CLAUDE.md carries the one-paragraph rule: every JEOD invariant we encounter goes in docs/JEOD_invariants.md, every enforcement site carries a // JEOD_INV: XX.YY source tag, and tests/invariant_coverage.rs enforces the bidirectional consistency. This page documents the full process, including the negative-test convention and the section conventions.

How it works

  1. Catalog (docs/JEOD_invariants.md): one row per invariant with a Section.Tag ID (e.g., GV.04), description, JEOD enforcement mechanism, and our status (enforced, partial, deferred, n/a, structural).

  2. Source tags: every enforcement site in our Rust code has a comment like // JEOD_INV: GV.04 — degree <= source degree. The tag text should accurately describe what the code does and note any divergence from JEOD.

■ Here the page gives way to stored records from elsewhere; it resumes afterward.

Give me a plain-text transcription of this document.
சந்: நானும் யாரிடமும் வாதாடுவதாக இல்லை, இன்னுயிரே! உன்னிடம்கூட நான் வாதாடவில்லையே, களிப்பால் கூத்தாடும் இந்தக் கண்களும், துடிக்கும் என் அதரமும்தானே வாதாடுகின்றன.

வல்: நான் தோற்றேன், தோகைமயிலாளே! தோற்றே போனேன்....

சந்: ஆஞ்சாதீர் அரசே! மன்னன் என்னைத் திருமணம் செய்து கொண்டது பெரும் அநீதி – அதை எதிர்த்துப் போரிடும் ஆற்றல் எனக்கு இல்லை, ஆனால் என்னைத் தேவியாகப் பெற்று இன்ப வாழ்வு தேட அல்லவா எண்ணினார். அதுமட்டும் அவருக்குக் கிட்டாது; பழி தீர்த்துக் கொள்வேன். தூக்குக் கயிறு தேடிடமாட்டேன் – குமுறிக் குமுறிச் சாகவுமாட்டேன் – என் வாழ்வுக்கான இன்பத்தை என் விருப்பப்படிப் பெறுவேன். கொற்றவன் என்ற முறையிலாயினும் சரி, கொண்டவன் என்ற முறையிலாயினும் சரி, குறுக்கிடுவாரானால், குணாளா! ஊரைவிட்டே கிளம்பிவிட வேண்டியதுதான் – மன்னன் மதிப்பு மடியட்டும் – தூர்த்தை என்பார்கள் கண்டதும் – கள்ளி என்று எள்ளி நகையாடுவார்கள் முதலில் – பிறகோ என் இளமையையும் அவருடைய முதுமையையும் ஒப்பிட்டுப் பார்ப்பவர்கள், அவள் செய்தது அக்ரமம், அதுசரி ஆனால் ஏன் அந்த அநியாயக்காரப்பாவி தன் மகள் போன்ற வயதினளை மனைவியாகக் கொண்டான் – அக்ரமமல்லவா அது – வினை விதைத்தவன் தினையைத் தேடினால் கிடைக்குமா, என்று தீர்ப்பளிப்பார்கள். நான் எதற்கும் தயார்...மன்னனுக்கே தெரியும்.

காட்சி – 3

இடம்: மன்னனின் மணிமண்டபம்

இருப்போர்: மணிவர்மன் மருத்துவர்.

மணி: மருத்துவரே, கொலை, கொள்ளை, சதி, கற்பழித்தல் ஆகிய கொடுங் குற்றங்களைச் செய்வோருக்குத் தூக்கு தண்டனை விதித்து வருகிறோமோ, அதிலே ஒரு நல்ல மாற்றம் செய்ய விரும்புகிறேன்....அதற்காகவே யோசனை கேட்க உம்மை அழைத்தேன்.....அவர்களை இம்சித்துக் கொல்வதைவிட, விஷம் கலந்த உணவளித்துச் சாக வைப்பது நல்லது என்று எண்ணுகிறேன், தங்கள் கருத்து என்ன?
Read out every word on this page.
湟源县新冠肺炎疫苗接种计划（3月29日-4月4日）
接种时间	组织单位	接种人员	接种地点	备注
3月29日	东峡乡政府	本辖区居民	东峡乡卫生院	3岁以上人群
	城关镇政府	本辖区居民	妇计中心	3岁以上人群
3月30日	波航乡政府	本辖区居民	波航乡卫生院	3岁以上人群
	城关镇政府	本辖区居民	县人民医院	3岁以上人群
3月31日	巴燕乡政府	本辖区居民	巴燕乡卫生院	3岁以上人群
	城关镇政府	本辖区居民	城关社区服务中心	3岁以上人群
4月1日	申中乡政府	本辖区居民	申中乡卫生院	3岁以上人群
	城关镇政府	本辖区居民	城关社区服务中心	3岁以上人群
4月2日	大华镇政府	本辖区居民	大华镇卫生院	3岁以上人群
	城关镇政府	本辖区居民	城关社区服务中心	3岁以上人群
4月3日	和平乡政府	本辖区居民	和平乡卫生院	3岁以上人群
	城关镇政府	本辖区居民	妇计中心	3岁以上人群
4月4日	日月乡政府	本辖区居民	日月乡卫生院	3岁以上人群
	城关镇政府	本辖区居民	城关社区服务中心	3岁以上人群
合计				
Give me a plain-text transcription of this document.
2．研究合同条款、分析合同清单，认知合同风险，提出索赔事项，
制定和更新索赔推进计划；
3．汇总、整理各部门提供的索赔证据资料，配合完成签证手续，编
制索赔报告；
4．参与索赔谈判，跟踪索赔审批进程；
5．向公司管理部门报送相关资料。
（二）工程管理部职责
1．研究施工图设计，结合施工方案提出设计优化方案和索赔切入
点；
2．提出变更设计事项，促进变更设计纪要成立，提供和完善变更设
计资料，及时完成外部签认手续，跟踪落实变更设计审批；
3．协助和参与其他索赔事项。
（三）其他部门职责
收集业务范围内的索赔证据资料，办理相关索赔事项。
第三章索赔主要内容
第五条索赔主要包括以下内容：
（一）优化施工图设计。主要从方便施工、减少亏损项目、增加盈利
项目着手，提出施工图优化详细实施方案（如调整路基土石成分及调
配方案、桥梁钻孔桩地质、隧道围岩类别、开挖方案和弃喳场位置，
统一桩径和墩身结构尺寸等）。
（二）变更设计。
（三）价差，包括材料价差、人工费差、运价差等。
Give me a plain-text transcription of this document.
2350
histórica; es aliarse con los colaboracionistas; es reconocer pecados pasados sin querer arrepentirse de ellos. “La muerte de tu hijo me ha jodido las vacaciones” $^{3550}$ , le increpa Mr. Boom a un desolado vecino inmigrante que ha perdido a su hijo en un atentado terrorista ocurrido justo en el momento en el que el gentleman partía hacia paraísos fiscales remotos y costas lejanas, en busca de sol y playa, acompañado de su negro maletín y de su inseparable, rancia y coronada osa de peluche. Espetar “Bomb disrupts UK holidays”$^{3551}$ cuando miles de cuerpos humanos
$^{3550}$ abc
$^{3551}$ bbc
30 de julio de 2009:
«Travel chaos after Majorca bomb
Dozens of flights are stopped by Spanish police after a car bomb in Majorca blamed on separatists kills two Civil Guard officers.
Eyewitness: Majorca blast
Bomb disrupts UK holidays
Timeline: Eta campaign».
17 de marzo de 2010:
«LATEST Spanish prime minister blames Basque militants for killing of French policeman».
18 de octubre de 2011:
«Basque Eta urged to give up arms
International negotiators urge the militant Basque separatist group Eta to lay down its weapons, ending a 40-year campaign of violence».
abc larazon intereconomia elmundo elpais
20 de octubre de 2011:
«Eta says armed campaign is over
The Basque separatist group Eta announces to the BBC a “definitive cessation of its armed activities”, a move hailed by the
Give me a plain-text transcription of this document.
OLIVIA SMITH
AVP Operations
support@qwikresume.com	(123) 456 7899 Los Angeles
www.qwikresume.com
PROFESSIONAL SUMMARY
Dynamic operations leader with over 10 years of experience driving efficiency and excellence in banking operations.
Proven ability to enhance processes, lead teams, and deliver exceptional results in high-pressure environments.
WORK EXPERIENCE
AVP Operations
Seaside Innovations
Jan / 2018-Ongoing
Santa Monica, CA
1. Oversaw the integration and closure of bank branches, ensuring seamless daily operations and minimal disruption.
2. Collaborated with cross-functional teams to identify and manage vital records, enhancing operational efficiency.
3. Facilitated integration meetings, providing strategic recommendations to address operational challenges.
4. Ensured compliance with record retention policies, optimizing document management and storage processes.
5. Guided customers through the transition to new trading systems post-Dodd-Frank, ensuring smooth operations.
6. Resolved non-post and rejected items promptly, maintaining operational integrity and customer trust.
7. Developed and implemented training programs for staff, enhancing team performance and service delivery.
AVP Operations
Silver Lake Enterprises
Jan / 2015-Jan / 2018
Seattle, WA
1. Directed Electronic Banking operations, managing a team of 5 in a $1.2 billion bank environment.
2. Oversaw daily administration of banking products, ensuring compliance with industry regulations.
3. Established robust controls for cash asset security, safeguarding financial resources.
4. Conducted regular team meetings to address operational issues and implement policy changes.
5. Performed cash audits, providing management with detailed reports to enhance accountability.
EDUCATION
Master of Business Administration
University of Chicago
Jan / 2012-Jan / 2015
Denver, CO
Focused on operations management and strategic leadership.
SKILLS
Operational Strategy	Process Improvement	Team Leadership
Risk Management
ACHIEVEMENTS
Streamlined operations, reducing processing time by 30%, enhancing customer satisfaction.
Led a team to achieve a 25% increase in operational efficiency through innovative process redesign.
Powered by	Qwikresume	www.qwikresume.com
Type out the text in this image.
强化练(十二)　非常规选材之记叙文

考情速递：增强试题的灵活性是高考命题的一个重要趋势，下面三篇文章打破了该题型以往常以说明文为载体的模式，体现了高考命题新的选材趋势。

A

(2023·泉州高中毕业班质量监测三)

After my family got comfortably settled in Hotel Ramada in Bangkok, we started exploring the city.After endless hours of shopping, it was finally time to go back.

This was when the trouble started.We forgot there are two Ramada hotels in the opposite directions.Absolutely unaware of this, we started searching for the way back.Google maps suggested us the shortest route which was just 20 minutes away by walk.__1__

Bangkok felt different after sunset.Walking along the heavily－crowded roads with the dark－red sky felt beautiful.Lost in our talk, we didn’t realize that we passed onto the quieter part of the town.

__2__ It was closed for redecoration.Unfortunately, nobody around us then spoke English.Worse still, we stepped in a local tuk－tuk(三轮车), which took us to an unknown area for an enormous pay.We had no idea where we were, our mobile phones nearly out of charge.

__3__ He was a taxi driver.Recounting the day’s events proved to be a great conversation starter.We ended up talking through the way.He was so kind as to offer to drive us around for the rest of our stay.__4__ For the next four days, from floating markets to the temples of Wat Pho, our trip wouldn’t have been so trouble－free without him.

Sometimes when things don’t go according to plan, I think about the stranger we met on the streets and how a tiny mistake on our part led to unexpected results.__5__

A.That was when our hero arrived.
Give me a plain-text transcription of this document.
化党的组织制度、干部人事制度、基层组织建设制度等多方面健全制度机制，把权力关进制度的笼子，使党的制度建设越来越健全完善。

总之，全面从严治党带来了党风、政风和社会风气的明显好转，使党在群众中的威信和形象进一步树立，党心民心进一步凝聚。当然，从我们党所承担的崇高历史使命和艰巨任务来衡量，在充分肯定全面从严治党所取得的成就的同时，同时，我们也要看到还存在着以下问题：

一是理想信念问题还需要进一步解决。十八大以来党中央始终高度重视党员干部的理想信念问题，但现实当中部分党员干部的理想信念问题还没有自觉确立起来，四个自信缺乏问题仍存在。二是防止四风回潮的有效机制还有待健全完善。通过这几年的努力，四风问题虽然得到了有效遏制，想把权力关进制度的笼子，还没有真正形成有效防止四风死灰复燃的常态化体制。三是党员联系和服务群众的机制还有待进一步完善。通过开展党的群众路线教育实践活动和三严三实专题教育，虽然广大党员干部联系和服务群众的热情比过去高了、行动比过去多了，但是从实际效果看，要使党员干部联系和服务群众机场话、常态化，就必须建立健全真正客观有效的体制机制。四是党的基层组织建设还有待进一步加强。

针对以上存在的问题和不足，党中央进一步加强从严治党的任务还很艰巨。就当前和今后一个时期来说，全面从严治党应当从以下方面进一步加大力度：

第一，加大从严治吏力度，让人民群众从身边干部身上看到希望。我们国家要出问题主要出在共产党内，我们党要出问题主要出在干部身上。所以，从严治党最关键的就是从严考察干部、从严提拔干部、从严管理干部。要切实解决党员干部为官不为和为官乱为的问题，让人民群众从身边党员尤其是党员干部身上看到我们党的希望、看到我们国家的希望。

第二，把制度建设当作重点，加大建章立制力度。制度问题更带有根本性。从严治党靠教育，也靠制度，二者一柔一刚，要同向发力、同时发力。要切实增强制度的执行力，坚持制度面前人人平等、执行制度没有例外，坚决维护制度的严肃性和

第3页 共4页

  3. CI coverage (tests/invariant_coverage.rs, at the workspace root): bidirectional test — every enforced / partial / structural invariant in the catalog must have at least one source tag, and every source tag must reference a catalog entry.

  4. Negative-test coverage (same file, enforced_rows_have_negative_tests_or_warn): every enforced catalog row should have a #[should_panic(expected = "…")] test that drives the misconfiguration and pins the panic message. Recognised by a // JEOD_INV: XX.YY tag inside the test function or in the few lines immediately above the #[should_panic] attribute. The bidirectional tag-↔-catalog check only proves the panic site exists — the negative test proves it actually fires; without it a future refactor could neuter an assert! to a silent if … return and CI would stay green. The gate is informational (warning report, exit 0) in this round and is promoted to a hard assertion in a follow-up PR once the catalog body of negative tests lands per section (DB / RF / IG / GV / TM / …). To add one: write #[should_panic(expected = "<substring>")] near the enforcement site, drive the failure with a minimal misconfiguration, and tag the test with // JEOD_INV: XX.YY.

When you encounter an unrecorded invariant

When reading JEOD source and you find a MessageHandler::fail(), MessageHandler::error(), assert, or structural guarantee that is not already in the catalog:

  1. Add a row to docs/JEOD_invariants.md with the next available tag in the appropriate section (e.g., DB.28, GV.19).
  2. Add // JEOD_INV: XX.YY at our enforcement site (or note deferred / n/a in the catalog if we don't enforce it yet).
  3. Run cargo test --test invariant_coverage to verify consistency.

When you encounter an untagged enforcement site

If our code enforces a JEOD invariant but the enforcement site lacks a // JEOD_INV tag, add the tag. If the invariant isn't in the catalog yet, add it there too.

Tag accuracy

Tags must describe what the code actually does, not what JEOD does. When our implementation diverges from JEOD (e.g., we divide by mass at runtime instead of precomputing inverse_mass), the tag should note the divergence. Never copy JEOD's description verbatim if our code works differently.